The most famous example of this would be Meryl Streep’s character Miranda Priestly in The Devil Wears Prada. Reportedly based on Anna Wintour, it is worth noting that Streep never actually met the Editor-In-Chief and instead based her portrayal of the hard-line ‘devil’ on business men she had previously met.

Her opposite within the film is the simpering Andrea Sachs, whose success seems to align with her fashion sense, a storyline we’ve seen before in Working Girl. Both films ascertain that, in media, to be the boss, you can be one or the other; Competent and cold or warm and incompetent. Marcia Clark, Prosecutor during the OJ case describes how this transferred into her work life, saying, “people would try to give me advice like ‘you shouldn’t come across tough. Wear pastels. Talk softer’… Then I’m some cream puff who can’t take the heat? There was no winning this.”

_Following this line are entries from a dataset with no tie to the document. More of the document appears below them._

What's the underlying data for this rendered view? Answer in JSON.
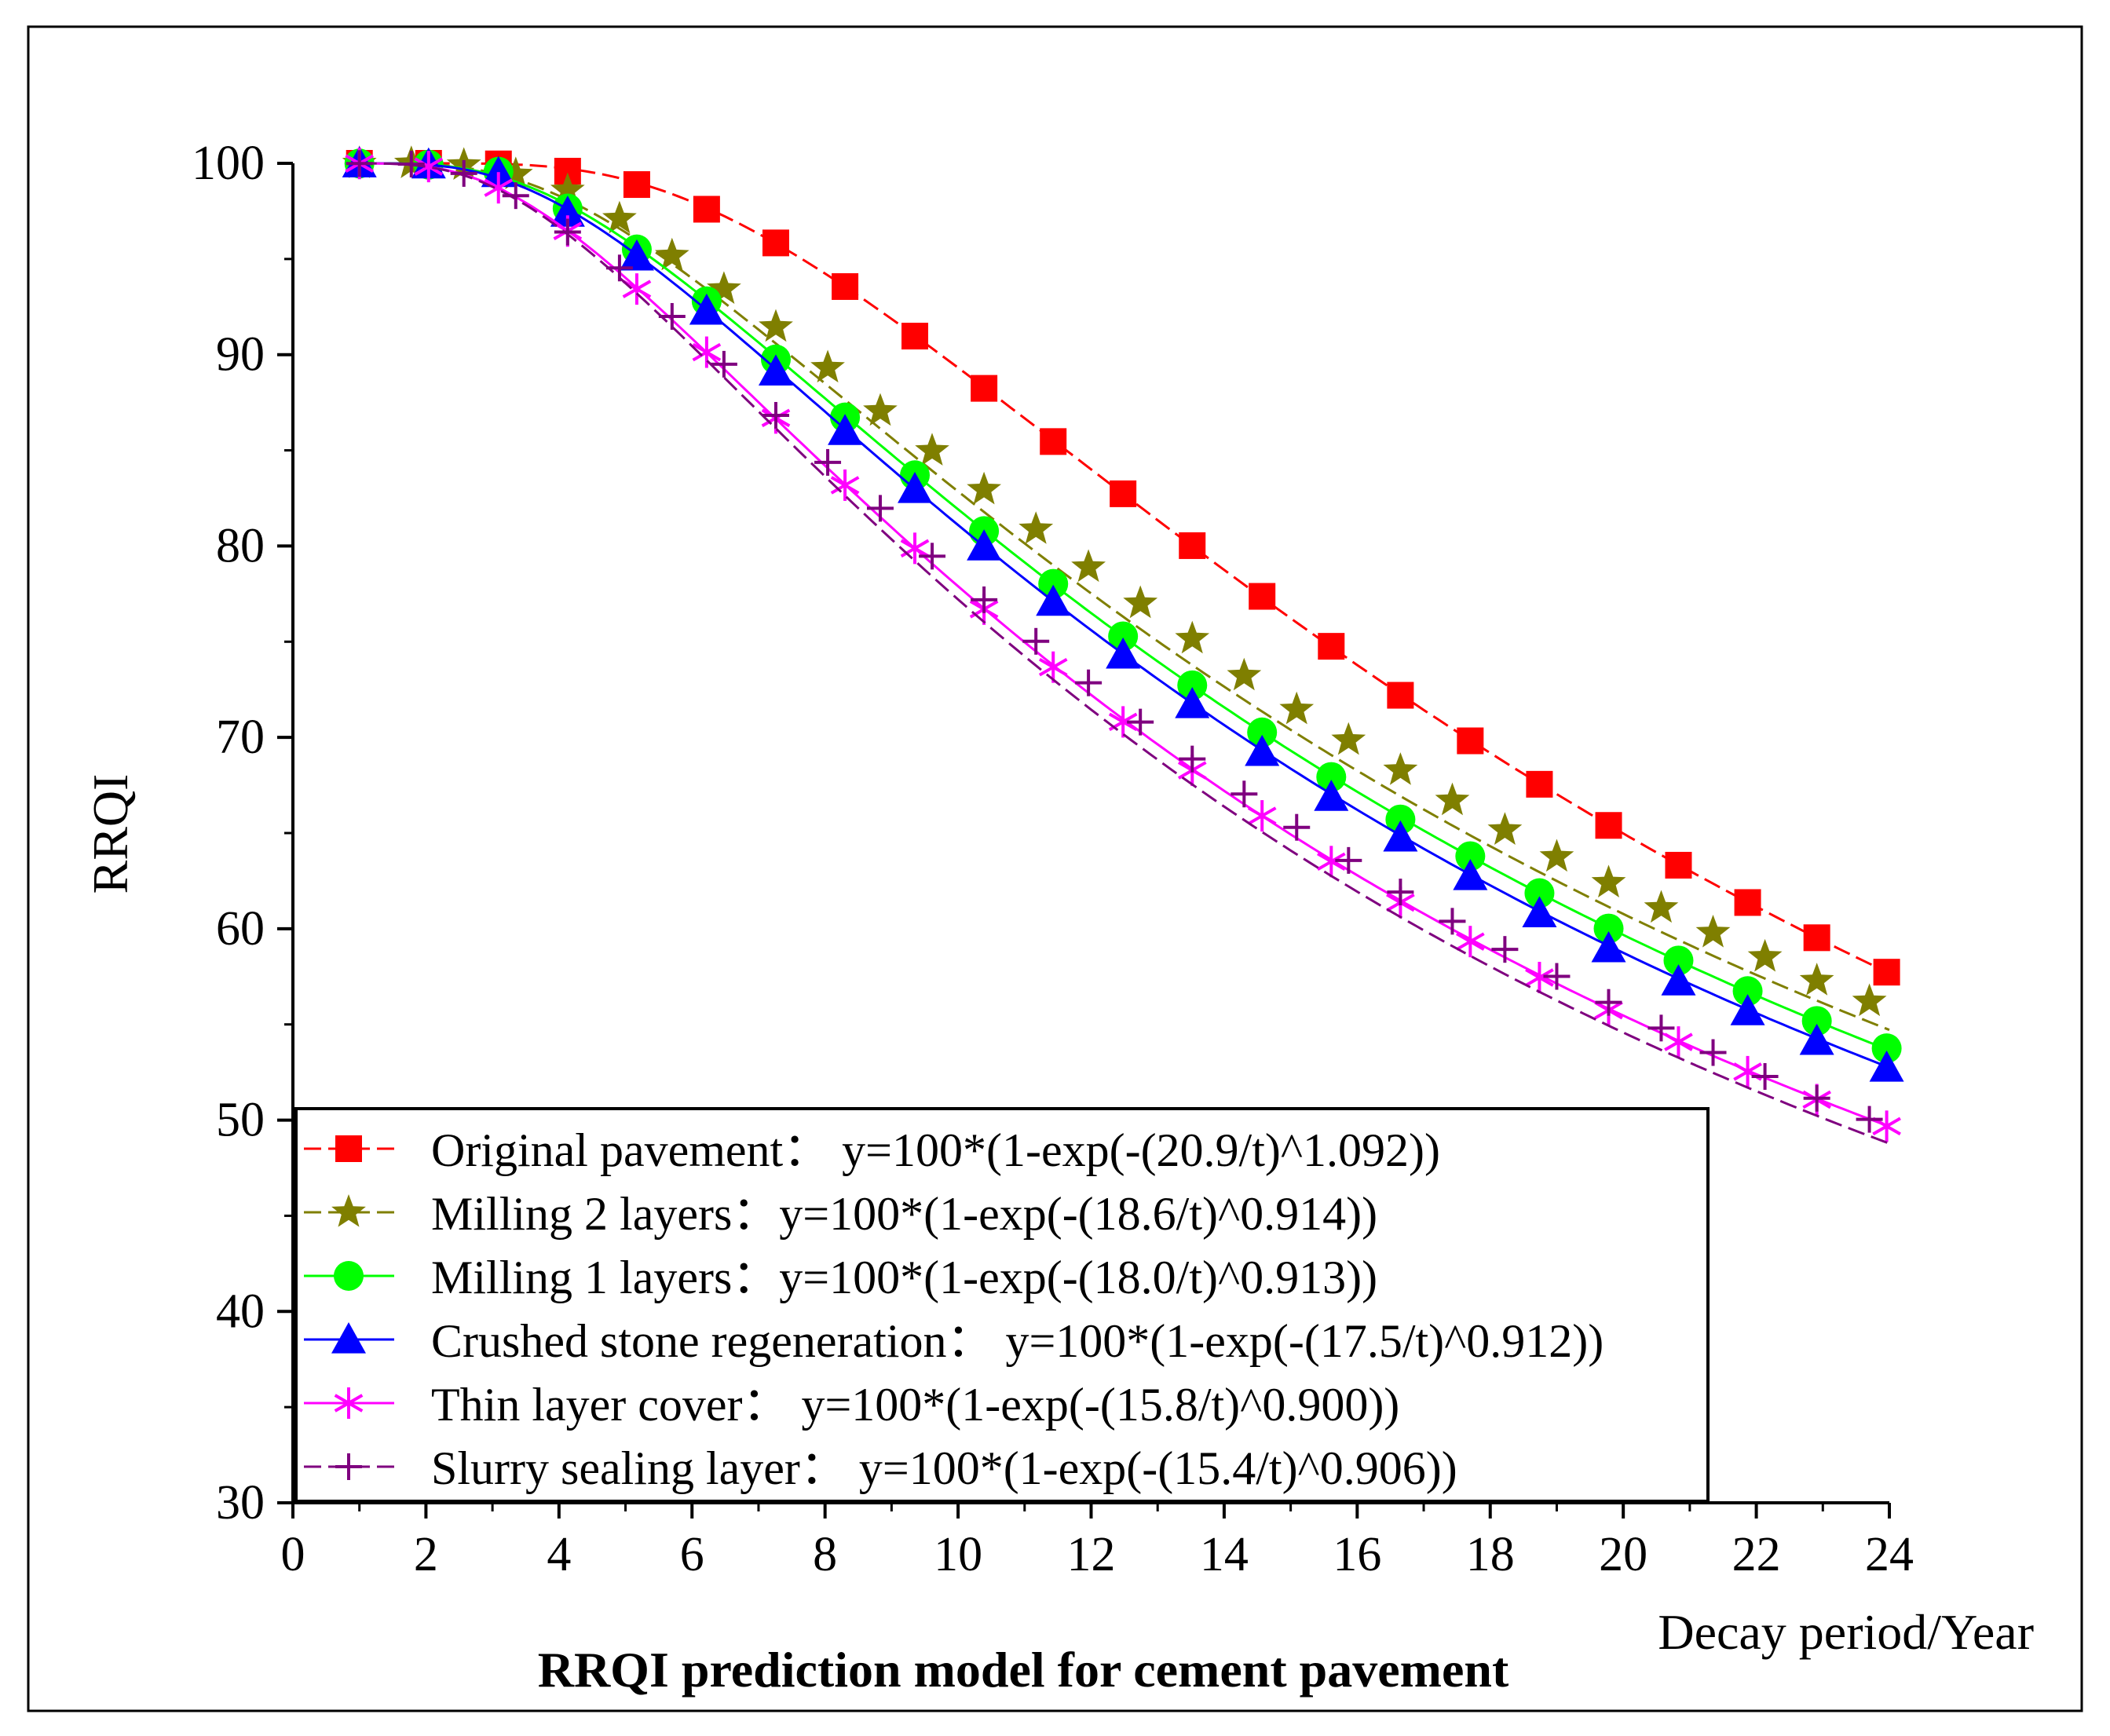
{
  "chart_data": {
    "type": "line",
    "title": "RRQI prediction model for cement pavement",
    "xlabel": "Decay period/Year",
    "ylabel": "RRQI",
    "xlim": [
      0,
      24
    ],
    "ylim": [
      30,
      100
    ],
    "xticks": [
      0,
      2,
      4,
      6,
      8,
      10,
      12,
      14,
      16,
      18,
      20,
      22,
      24
    ],
    "yticks": [
      30,
      40,
      50,
      60,
      70,
      80,
      90,
      100
    ],
    "grid": false,
    "legend_position": "bottom-left",
    "series": [
      {
        "name": "Original pavement",
        "label": "Original pavement：  y=100*(1-exp(-(20.9/t)^1.092))",
        "color": "#ff0000",
        "marker": "square",
        "dashed": true,
        "params": {
          "a": 20.9,
          "b": 1.092
        },
        "x": [
          1.0,
          2.04,
          3.09,
          4.13,
          5.17,
          6.22,
          7.26,
          8.3,
          9.35,
          10.39,
          11.43,
          12.48,
          13.52,
          14.57,
          15.61,
          16.65,
          17.7,
          18.74,
          19.78,
          20.83,
          21.87,
          22.91,
          23.96
        ],
        "values": [
          100.0,
          100.0,
          99.97,
          99.59,
          98.89,
          97.6,
          95.84,
          93.56,
          90.97,
          88.24,
          85.46,
          82.73,
          80.02,
          77.37,
          74.76,
          72.2,
          69.82,
          67.55,
          65.4,
          63.32,
          61.37,
          59.53,
          57.73
        ]
      },
      {
        "name": "Milling 2 layers",
        "label": "Milling 2 layers：y=100*(1-exp(-(18.6/t)^0.914))",
        "color": "#7f7f00",
        "marker": "star",
        "dashed": true,
        "params": {
          "a": 18.6,
          "b": 0.914
        },
        "x": [
          1.0,
          1.78,
          2.57,
          3.35,
          4.13,
          4.91,
          5.7,
          6.48,
          7.26,
          8.04,
          8.83,
          9.61,
          10.39,
          11.17,
          11.96,
          12.74,
          13.52,
          14.3,
          15.09,
          15.87,
          16.65,
          17.43,
          18.22,
          19.0,
          19.78,
          20.57,
          21.35,
          22.13,
          22.91,
          23.7
        ],
        "values": [
          99.99,
          99.99,
          99.9,
          99.41,
          98.58,
          97.1,
          95.17,
          93.42,
          91.44,
          89.31,
          87.05,
          84.97,
          82.94,
          80.87,
          78.89,
          77.0,
          75.15,
          73.22,
          71.45,
          69.85,
          68.28,
          66.7,
          65.15,
          63.75,
          62.4,
          61.08,
          59.79,
          58.52,
          57.28,
          56.2
        ]
      },
      {
        "name": "Milling 1 layers",
        "label": "Milling 1 layers：y=100*(1-exp(-(18.0/t)^0.913))",
        "color": "#00ff00",
        "marker": "circle",
        "dashed": false,
        "params": {
          "a": 18.0,
          "b": 0.913
        },
        "x": [
          1.0,
          2.04,
          3.09,
          4.13,
          5.17,
          6.22,
          7.26,
          8.3,
          9.35,
          10.39,
          11.43,
          12.48,
          13.52,
          14.57,
          15.61,
          16.65,
          17.7,
          18.74,
          19.78,
          20.83,
          21.87,
          22.91,
          23.96
        ],
        "values": [
          99.99,
          99.93,
          99.56,
          97.64,
          95.5,
          92.79,
          89.75,
          86.72,
          83.7,
          80.78,
          78.02,
          75.28,
          72.72,
          70.26,
          67.93,
          65.71,
          63.79,
          61.86,
          60.01,
          58.34,
          56.74,
          55.18,
          53.75
        ]
      },
      {
        "name": "Crushed stone regeneration",
        "label": "Crushed stone regeneration：  y=100*(1-exp(-(17.5/t)^0.912))",
        "color": "#0000ff",
        "marker": "triangle",
        "dashed": false,
        "params": {
          "a": 17.5,
          "b": 0.912
        },
        "x": [
          1.0,
          2.04,
          3.09,
          4.13,
          5.17,
          6.22,
          7.26,
          8.3,
          9.35,
          10.39,
          11.43,
          12.48,
          13.52,
          14.57,
          15.61,
          16.65,
          17.7,
          18.74,
          19.78,
          20.83,
          21.87,
          22.91,
          23.96
        ],
        "values": [
          99.99,
          99.93,
          99.48,
          97.41,
          95.12,
          92.29,
          89.11,
          86.0,
          82.97,
          79.97,
          77.08,
          74.32,
          71.73,
          69.23,
          66.88,
          64.76,
          62.74,
          60.8,
          58.97,
          57.24,
          55.68,
          54.13,
          52.73
        ]
      },
      {
        "name": "Thin layer cover",
        "label": "Thin layer cover：  y=100*(1-exp(-(15.8/t)^0.900))",
        "color": "#ff00ff",
        "marker": "asterisk",
        "dashed": false,
        "params": {
          "a": 15.8,
          "b": 0.9
        },
        "x": [
          1.0,
          2.04,
          3.09,
          4.13,
          5.17,
          6.22,
          7.26,
          8.3,
          9.35,
          10.39,
          11.43,
          12.48,
          13.52,
          14.57,
          15.61,
          16.65,
          17.7,
          18.74,
          19.78,
          20.83,
          21.87,
          22.91,
          23.96
        ],
        "values": [
          99.99,
          99.83,
          98.72,
          96.46,
          93.43,
          90.13,
          86.69,
          83.18,
          79.88,
          76.7,
          73.67,
          70.81,
          68.28,
          65.9,
          63.51,
          61.37,
          59.33,
          57.45,
          55.74,
          54.08,
          52.53,
          51.07,
          49.68
        ]
      },
      {
        "name": "Slurry sealing layer",
        "label": "Slurry sealing layer：  y=100*(1-exp(-(15.4/t)^0.906))",
        "color": "#7f007f",
        "marker": "plus",
        "dashed": true,
        "params": {
          "a": 15.4,
          "b": 0.906
        },
        "x": [
          1.0,
          1.78,
          2.57,
          3.35,
          4.13,
          4.91,
          5.7,
          6.48,
          7.26,
          8.04,
          8.83,
          9.61,
          10.39,
          11.17,
          11.96,
          12.74,
          13.52,
          14.3,
          15.09,
          15.87,
          16.65,
          17.43,
          18.22,
          19.0,
          19.78,
          20.57,
          21.35,
          22.13,
          22.91,
          23.7
        ],
        "values": [
          99.99,
          99.96,
          99.47,
          98.31,
          96.41,
          94.53,
          92.0,
          89.5,
          86.83,
          84.37,
          81.97,
          79.47,
          77.19,
          75.02,
          72.85,
          70.8,
          68.87,
          67.04,
          65.3,
          63.57,
          61.92,
          60.39,
          58.92,
          57.51,
          56.15,
          54.81,
          53.53,
          52.28,
          51.14,
          50.04
        ]
      }
    ]
  }
}
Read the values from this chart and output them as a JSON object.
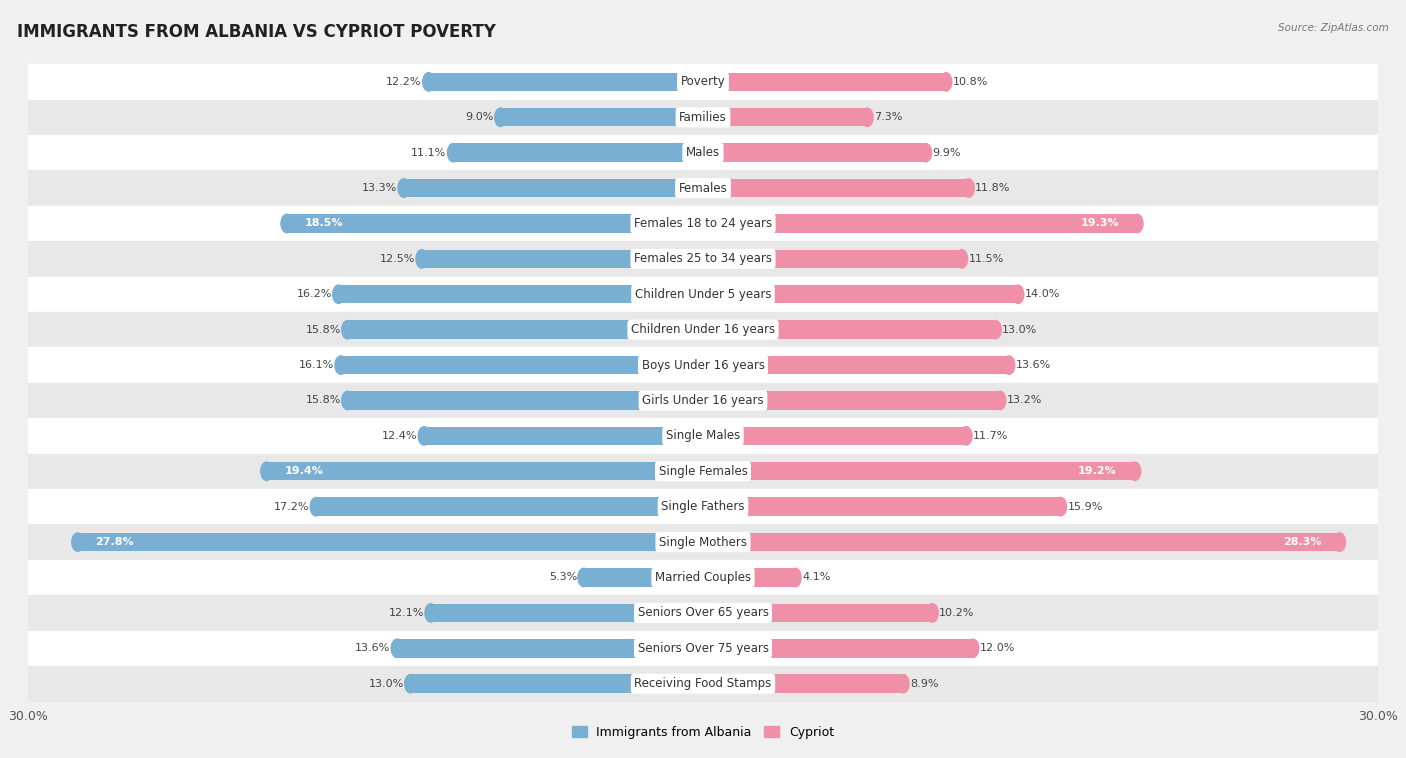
{
  "title": "IMMIGRANTS FROM ALBANIA VS CYPRIOT POVERTY",
  "source": "Source: ZipAtlas.com",
  "categories": [
    "Poverty",
    "Families",
    "Males",
    "Females",
    "Females 18 to 24 years",
    "Females 25 to 34 years",
    "Children Under 5 years",
    "Children Under 16 years",
    "Boys Under 16 years",
    "Girls Under 16 years",
    "Single Males",
    "Single Females",
    "Single Fathers",
    "Single Mothers",
    "Married Couples",
    "Seniors Over 65 years",
    "Seniors Over 75 years",
    "Receiving Food Stamps"
  ],
  "left_values": [
    12.2,
    9.0,
    11.1,
    13.3,
    18.5,
    12.5,
    16.2,
    15.8,
    16.1,
    15.8,
    12.4,
    19.4,
    17.2,
    27.8,
    5.3,
    12.1,
    13.6,
    13.0
  ],
  "right_values": [
    10.8,
    7.3,
    9.9,
    11.8,
    19.3,
    11.5,
    14.0,
    13.0,
    13.6,
    13.2,
    11.7,
    19.2,
    15.9,
    28.3,
    4.1,
    10.2,
    12.0,
    8.9
  ],
  "left_color": "#7aafd4",
  "right_color": "#f090a8",
  "left_label": "Immigrants from Albania",
  "right_label": "Cypriot",
  "background_color": "#f0f0f0",
  "axis_max": 30.0,
  "title_fontsize": 12,
  "label_fontsize": 8.5,
  "value_fontsize": 8,
  "bar_height": 0.52
}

Another trope commonly found in so-called ‘chick flicks’, featuring women as high-flying bosses, is the idea that they are inherently giving something up, in order to get ahead. Films like The Proposal and The Holiday see the career women featured only truly happy when a man “saves them” from their overworked lives. This idea that a woman can have either a happy work life or a happy home life, was the driving force behind a study conducted at Harvard University. Through the use of word association, they found that men and women had different perceptions of what it would be like to have more power at work, with women professing more negative connotations and a fear of conflict between promotion and other life goals.

These findings, however, aren’t due to a difference in priorities, as when surveyed both men and women view having a fulfilling career and having children at a similar percentage. So why is it that on screen men are seen as able to have it all whilst women can’t?

Counteracting this ingrained culture is going to be an uphill struggle, however with facts like only 5% of bosses in big American firms are female, it’s an important climb. The first thing we need to be doing is to stop addressing women as “girl bosses”, “boss ladies” and “bossettes”. And in the same way that we’re moving away from the split between defining male and female thespians as actors and actresses, it’s important they begin portraying this change ON the screen, as well as off.